Week 7: Hostile Networks

Week 6 ended with something I was proud of.

Multiplayer treasure hunt game. Eighty treasures on a 100x100 map. Up to twelve players simultaneously. Bot AI with nearest-treasure pathfinding. A 10x10 viewport that scrolls with you. Thursday afternoon I'd added bots, turned up their movement speed, and watched twelve of them race around competing for treasure. It was genuinely fun to watch.

Week 7 I built a proxy that sits between client and server and pretends to be the internet.

Then I ran the game through it.

That was the week.

The Routing Problem

Monday I started on the proxy. The idea was straightforward: intercept every packet between client and server, add artificial delay, randomly drop some of them, see how the game holds up.

The architecture seemed obvious at first. Client sends a packet, proxy intercepts it, proxy forwards it to the server. Thirty minutes in, I hadn't written anything useful.

UDP doesn't preserve destination addresses. When a packet arrives at the proxy, I know who sent it.
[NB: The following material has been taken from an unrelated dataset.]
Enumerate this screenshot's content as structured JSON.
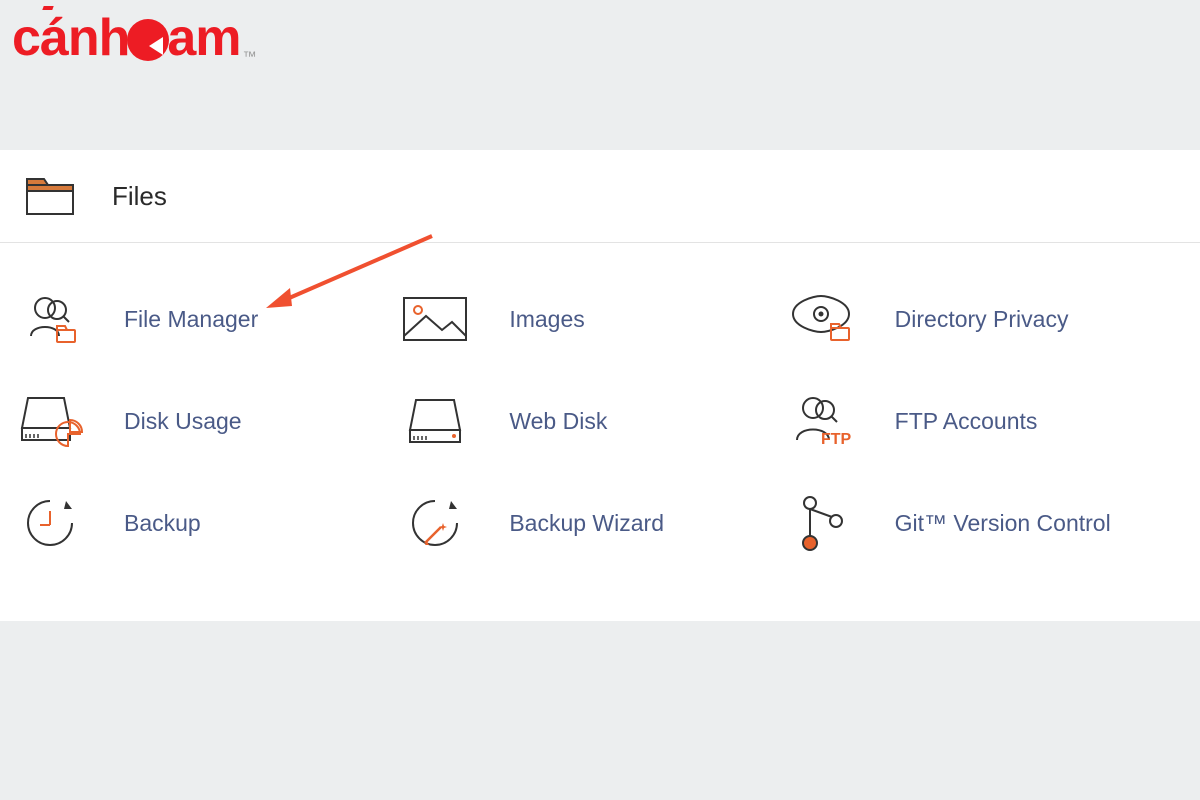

I have no idea where it's supposed to go. This is fundamental — UDP is stateless. Each packet is a standalone thing that flies through the air and lands wherever you aim it. The proxy receives the packet but has no memory of where it was supposed to go.

I could solve this on the proxy side. Build a routing table, track every client, map sender addresses to their corresponding destination. But that meant the proxy had to understand the game's protocol. Every time I added a new client type or changed a message, I'd need to update the proxy too. Brittle, maintenance-heavy, and defeating the point.

I wanted the proxy to be invisible. Something you could drop in front of any UDP application — not just this game — without touching a line of the application code.

After staring at the problem for a while, I landed on address embedding.

Instead of sending a packet directly to the server, the client sends it to the proxy with the destination address prepended to the start of the packet itself. The proxy reads the first few bytes, extracts the destination, strips the header, and forwards the payload to where it was actually supposed to go. On the return trip, the server sends to the proxy with the client's address embedded the same way.

The key was building this through wrapper functions — send_proxy() and rec_proxy() — that match sendto() and recvfrom() exactly. Same arguments, same return type. The only thing a caller has to change is the function name.

The best abstraction is the one that costs nothing to adopt.

By end of Monday, proxy_config.h, proxy_utils.h/c, and proxy.c were working. The routing was clean. I had something I could actually test with.

Making It Hurt

Tuesday I added what I actually wanted: configurable delay and packet loss.

The delay worked through a packet queue. Each incoming packet gets timestamped and enqueued. Before forwarding anything, the proxy checks the head of the queue: has delay_ms elapsed since this packet arrived? If not, it waits. FIFO ordering, so packets leave in the same order they came in — just delayed.

Packet loss was literally one line. Before forwarding, roll a random number between 1 and 100. If it's less than drop_rate, return without sending. The packet is gone. No one on either side knows it ever existed.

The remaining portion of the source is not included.